440Hertz wrote: » That stuff most of Europe uses, including here, and that America uses but isn’t able to say the name of because they’re irrationally terrified of the word “social” and imagine they all life as self sufficient frontiersmen/women, not in any way supported by a socially provided national highway infrastructure, school system, significantly big public health expenditure, policing, a huge army, all those mad projects that were state funded through DARPA that ended up creating the underlying technologies for the Internet, farm subsidies, regulatory agencies, city transit authorities, COVID helicopter money payments, bank and industry bailouts, regulated mortgages, funding for vaccine development ... I could go on.... We’re all living in social democracies of various shapes and forms in the West.
PhilOssophy wrote: » So what the OP is looking for is Hitler or one of those mad fellahs?
paddythere wrote: » I don't disagree. I tend to call it state capitalism personally.
paddythere wrote: » What was the logic behind this conclusion?
440Hertz wrote: » It’s often not state capitalism though. It’s actually social provision or socially useful things, frequently without any profit motive at all - arts funding, public libraries, many health and welfare supports... list goes on and on. There’s an imagination in the USA in particular that it’s possible to live in an off grid bubble and they sell them spend a narrative of the self made man & pulling yourself up by your bootstraps without any social supports. It’sa mythology that’s based in American history and in more modern history about terror of Soviet style communism and various red scares. Europe and most other democratic parts of the world just aren’t as hung up on the term “social”. There’s a lot of subtly lost when you start vilifying words and basic concepts like that.
ILoveYourVibes wrote: » When one tires of democracy presumably one seeks dictatorships.
completedit wrote: » Millions maybe billions lifted out of poverty. Most peaceful era in our history and quality of life that would have been unthinkable 100 years ago I don't think we are truly able to grasp how bleak existence was for the majority of our ancestors.
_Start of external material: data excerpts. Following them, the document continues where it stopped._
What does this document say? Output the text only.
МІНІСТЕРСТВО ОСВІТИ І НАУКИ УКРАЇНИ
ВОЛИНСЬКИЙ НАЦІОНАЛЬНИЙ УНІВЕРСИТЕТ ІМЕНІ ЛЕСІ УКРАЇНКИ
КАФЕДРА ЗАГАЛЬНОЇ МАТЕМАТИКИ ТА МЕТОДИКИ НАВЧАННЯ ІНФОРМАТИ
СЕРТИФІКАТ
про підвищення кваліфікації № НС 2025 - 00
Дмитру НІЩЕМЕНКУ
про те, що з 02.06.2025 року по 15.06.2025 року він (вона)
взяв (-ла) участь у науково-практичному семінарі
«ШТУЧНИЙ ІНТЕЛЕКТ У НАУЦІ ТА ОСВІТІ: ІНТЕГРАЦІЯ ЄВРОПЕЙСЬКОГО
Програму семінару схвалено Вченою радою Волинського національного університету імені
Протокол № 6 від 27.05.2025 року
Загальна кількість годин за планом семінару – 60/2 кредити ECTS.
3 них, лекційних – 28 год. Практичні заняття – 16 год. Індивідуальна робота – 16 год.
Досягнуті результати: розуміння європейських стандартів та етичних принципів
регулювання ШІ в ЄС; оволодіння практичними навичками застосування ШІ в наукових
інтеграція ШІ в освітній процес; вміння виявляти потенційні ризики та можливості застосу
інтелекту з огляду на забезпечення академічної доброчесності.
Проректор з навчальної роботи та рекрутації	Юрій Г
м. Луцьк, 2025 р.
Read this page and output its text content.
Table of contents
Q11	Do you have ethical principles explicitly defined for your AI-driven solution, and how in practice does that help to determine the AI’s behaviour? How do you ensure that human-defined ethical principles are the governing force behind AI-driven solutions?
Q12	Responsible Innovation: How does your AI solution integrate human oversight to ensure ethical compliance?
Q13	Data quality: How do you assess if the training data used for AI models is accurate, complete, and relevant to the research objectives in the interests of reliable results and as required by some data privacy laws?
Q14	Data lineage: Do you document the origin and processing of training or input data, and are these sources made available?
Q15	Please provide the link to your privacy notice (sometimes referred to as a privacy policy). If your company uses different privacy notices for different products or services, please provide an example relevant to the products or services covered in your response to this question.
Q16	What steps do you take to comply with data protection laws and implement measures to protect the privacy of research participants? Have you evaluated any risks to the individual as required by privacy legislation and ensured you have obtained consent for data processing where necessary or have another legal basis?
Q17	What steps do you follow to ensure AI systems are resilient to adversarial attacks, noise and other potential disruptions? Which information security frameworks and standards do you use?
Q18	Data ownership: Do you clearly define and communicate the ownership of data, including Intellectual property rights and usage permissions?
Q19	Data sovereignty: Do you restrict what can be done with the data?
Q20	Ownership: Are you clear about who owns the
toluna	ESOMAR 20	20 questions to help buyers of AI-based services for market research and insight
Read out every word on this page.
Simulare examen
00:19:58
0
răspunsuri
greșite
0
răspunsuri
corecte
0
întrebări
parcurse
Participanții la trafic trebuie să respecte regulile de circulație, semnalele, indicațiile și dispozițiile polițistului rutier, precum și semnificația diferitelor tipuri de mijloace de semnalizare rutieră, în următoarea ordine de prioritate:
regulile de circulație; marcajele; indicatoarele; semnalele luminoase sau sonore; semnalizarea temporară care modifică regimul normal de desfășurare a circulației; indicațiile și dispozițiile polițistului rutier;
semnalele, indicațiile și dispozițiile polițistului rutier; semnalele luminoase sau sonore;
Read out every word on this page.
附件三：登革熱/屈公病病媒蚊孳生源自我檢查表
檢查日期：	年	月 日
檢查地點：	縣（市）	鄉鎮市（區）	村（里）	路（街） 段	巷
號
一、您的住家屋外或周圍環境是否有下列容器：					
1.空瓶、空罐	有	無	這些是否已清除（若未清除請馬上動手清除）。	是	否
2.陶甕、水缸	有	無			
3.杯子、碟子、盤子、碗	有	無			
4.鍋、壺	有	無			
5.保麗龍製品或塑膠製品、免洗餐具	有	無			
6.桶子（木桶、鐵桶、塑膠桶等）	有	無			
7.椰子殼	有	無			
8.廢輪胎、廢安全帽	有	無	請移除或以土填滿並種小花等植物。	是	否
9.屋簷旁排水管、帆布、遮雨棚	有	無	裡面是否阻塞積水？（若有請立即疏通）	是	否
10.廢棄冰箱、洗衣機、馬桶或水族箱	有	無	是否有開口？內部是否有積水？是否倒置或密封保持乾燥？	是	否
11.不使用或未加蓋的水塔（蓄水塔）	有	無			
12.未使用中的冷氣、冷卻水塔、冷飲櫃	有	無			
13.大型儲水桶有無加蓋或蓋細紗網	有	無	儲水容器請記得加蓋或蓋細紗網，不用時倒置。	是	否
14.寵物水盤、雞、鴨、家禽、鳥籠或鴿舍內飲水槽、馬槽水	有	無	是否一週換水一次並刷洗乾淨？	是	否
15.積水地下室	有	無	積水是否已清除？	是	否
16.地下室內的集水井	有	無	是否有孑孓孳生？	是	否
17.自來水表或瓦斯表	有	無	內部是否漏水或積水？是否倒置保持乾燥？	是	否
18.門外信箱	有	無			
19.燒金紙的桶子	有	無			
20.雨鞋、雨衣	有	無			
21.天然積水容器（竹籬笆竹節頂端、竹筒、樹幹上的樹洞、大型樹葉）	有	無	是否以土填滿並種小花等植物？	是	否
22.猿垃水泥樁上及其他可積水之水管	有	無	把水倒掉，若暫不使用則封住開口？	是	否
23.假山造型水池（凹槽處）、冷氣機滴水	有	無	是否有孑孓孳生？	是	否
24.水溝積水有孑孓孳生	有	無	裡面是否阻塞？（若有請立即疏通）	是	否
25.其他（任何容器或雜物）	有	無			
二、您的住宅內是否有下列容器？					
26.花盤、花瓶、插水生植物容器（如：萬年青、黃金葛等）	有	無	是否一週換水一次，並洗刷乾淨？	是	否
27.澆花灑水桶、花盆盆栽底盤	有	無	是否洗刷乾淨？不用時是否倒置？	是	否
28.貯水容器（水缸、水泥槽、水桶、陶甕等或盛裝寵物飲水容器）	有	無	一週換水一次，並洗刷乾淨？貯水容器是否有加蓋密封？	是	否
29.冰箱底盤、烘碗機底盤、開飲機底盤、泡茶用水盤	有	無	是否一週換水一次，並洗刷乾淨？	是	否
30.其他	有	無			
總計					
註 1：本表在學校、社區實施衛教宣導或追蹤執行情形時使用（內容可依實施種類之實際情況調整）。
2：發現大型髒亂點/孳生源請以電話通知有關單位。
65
spook_cook wrote: » Actually yes, I am scared at the outcome of your proposal. Funneling money and time to extremist groups, generally isn't a good idea. Whilst "levelling down" moderate parties. Genius. Whether it's morons in 2008 calling for the nationalisation of Dell, leaving the EU in the after time period, the "X hundreds of billions of oil" off the coast crowd in the early 2010s, parties which have literally supported murder in the past decade on this island, "turf out the immirgants", there's always a loudmouth ready-fix solution available in the wings. Removing the ability of sane parties to campaign to their level, giving the extremists the ability to remove mainstream candidates from other parties, removing the ability of me as a citizen to contribute to whom I wanna win... Yes, this is all a terrible, terrible outcome. Unless you're one of said loons in the previous paragraph?
ILoveYourVibes wrote: » It is state capitalism. Its built upon govt procurement contracts.
Deleted User wrote: » Because I'm not.